I'm an old guy, tend to like old systems.
Or at least be open to what worked about them for a few hundred years before modern chemistry.
Old finishes and "patina" work for me.
Even in high end furniture, finishes have gravitated toward epoxy/polyurethanes/polyester.
Something i read once "clarified" it for me: "whatever the system, they are all still trying to capture the look & clarity of a true french polished finish"
Of course there is another aspect to the evolution of finishes: Do you maintain it? Which used to be expected and understood?
Or do you put something "permanent" (hopefully?) on it?
A third factor is market driven - if everyone else does it, how do you sell an alternative. Especially into a market with little tradition and no finish history. Fashion: what is the patina in 20 years of light maintenance vs under a coat of glass that needs stripped and recoated. Fundamentally, it's fashion & taste, which is all arbitrary and influenced by the times.....and again...."what everyone else does", "what is the standard look of the times".
Anyway, if you sell into a standardized market and make "quite a few" cues/year sold to random customers, i imagine modern car/boat/aero industry finishes are essential. If you make a few cues/year and don't care about pleasing the masses while reducing your finishing loads, french polish with fresh, shop mixed shellacs is the way it was done until nitro came along in the 30's and was not widely adopted until the late 50's. Shellac is superior to nitro because it does not soften from handling, and is easy to clean and repolish, or ever strip with alcohol and start again.
(snip)
First, it shines like no other.
fresh mixed shellac (not the stuff pre-mixed in cans) - check
It adheres like no other . If you find one that adheres like auto clear, let us know .
on wood, shellac - check
When we spray clear then have to take some off with a sharp lathe bit to create the top and bottom shoulders of the wrap groove , we cry if the finish lifts or cracks .
properly used, with shellac the finish is in the wood, so should not be built up like an auto clear. Within that context, the wood might splinter if your tool geometry and process is not good, but the shellac won't crack
Auto clear is so good, you can ding the wood and the clear will go with it and not crack.
shellac - check
shellac - check - before epoxy base coats shellac was the primary component of the better sanding sealers. It does take some technique and understanding with cocobola & oily woods
(snip)
But, I hear you about safety .
oddly, the largest market for shellac is pills and shiny candies. (absent the alcohol) it is edible.

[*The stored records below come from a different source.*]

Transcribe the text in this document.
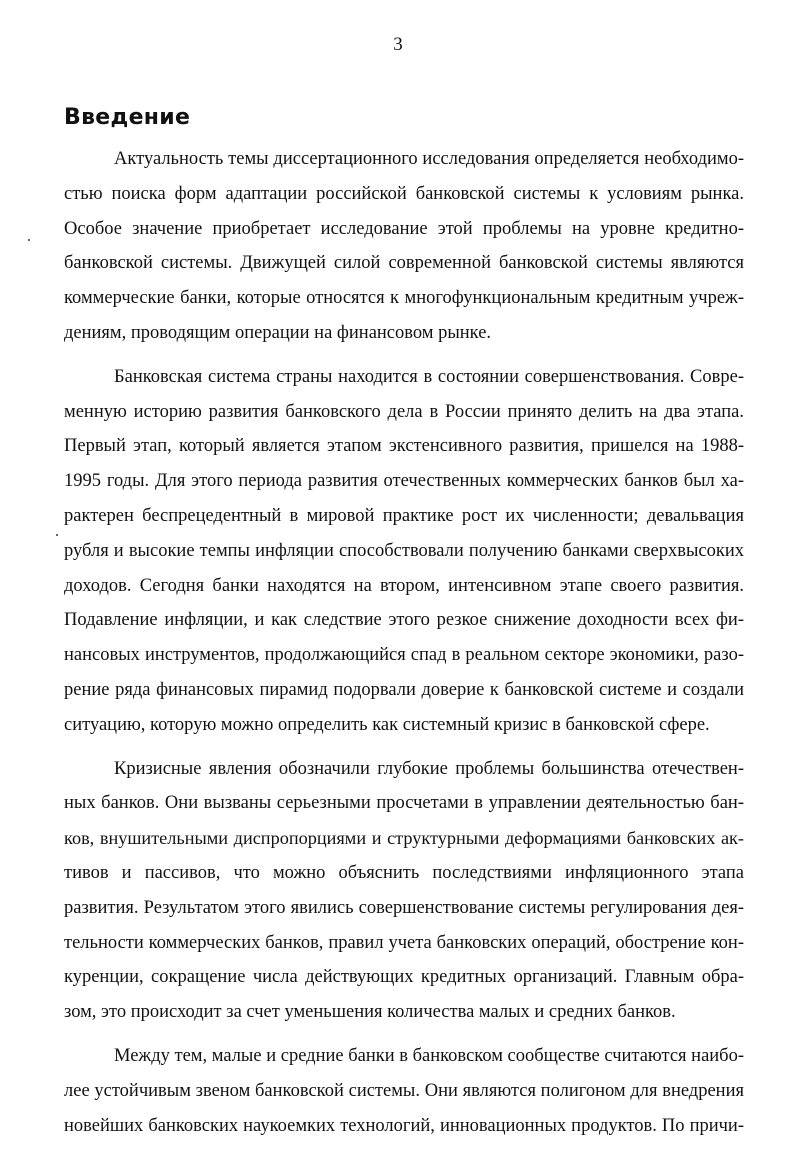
3
Введение
Актуальность темы диссертационного исследования определяется необходимо-
стью поиска форм адаптации российской банковской системы к условиям рынка.
Особое значение приобретает исследование этой проблемы на уровне кредитно-
банковской системы. Движущей силой современной банковской системы являются
коммерческие банки, которые относятся к многофункциональным кредитным учреж-
дениям, проводящим операции на финансовом рынке.
Банковская система страны находится в состоянии совершенствования. Совре-
менную историю развития банковского дела в России принято делить на два этапа.
Первый этап, который является этапом экстенсивного развития, пришелся на 1988-
1995 годы. Для этого периода развития отечественных коммерческих банков был ха-
рактерен беспрецедентный в мировой практике рост их численности; девальвация
рубля и высокие темпы инфляции способствовали получению банками сверхвысоких
доходов. Сегодня банки находятся на втором, интенсивном этапе своего развития.
Подавление инфляции, и как следствие этого резкое снижение доходности всех фи-
нансовых инструментов, продолжающийся спад в реальном секторе экономики, разо-
рение ряда финансовых пирамид подорвали доверие к банковской системе и создали
ситуацию, которую можно определить как системный кризис в банковской сфере.
Кризисные явления обозначили глубокие проблемы большинства отечествен-
ных банков. Они вызваны серьезными просчетами в управлении деятельностью бан-
ков, внушительными диспропорциями и структурными деформациями банковских ак-
тивов и пассивов, что можно объяснить последствиями инфляционного этапа
развития. Результатом этого явились совершенствование системы регулирования дея-
тельности коммерческих банков, правил учета банковских операций, обострение кон-
куренции, сокращение числа действующих кредитных организаций. Главным обра-
зом, это происходит за счет уменьшения количества малых и средних банков.
Между тем, малые и средние банки в банковском сообществе считаются наибо-
лее устойчивым звеном банковской системы. Они являются полигоном для внедрения
новейших банковских наукоемких технологий, инновационных продуктов. По причи-
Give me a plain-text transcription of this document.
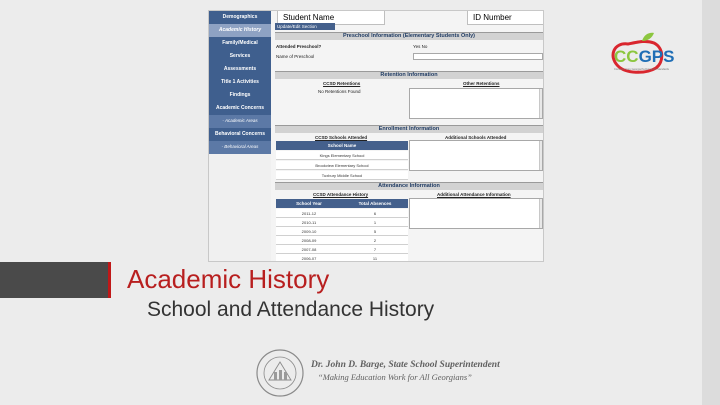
Demographics
Academic History
Family/Medical
Services
Assessments
Title 1 Activities
Findings
Academic Concerns
- Academic Areas
Behavioral Concerns
- Behavioral Areas
Student Name	ID Number
Update/Edit Section
Preschool Information (Elementary Students Only)
Attended Preschool?	Yes No
Name of Preschool
Retention Information
CCSD Retentions	Other Retentions
No Retentions Found
Enrollment Information
CCSD Schools Attended	Additional Schools Attended
School Name
Kings Elementary School
Brookview Elementary School
Tuxbury Middle School
Attendance Information
CCSD Attendance History	Additional Attendance Information
School Year	Total Absences
2011-12	6
2010-11	1
2009-10	5
2008-09	2
2007-08	7
2006-07	11
CCGPS
Common Core Georgia Performance Standards
Academic History
School and Attendance History
Dr. John D. Barge, State School Superintendent
“Making Education Work for All Georgians”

Not interested in "converting" anyone. Any type of sales is market driven and experiments cost money. All systems have learning curves and few are "instant". They also depend on customer perceptions and expectations. Small amounts of alcohol will damage shellac instantly. Water less so, but more so that car finishes. OTOH, a french polish job is easy to fix, almost "instantly" if the finish is (correctly) not overly built up as original.
Primarily, my suggestion would be to people like so many of us, that just make a few cues/year for self, and maybe for some friends and relatives. We don't have the shop space for dedicated rotisserie booths, or supplied air hoods and incinerator vapor processing; maybe live among close neighbors, and the investment to stay safe or to spray in general could be as big an investment as the mechanical cue making machinery. As with any finish system research, and test, test, test on what is not a final product. You might like a given system. You might not.
smt
PS, per the other mask discussion drift: since retiring, my wife walks a few miles everyday. She has met and become friends with neighbors we mostly only nodded to in the past. Yesterday she learned from one she had not seen in a while that at least a 1/2 dozen locals, almost all "deniers" had been hospitalized recently, a couple of the more (visibly) healthy had nearly died. Many contracted it at one church event.
I'm taking a couple lessons: keep avoiding church, keep wearing my mask in the lift lines on the ski slope, otherwise stay in the shop and avoid people until after my second shot in a couple weeks.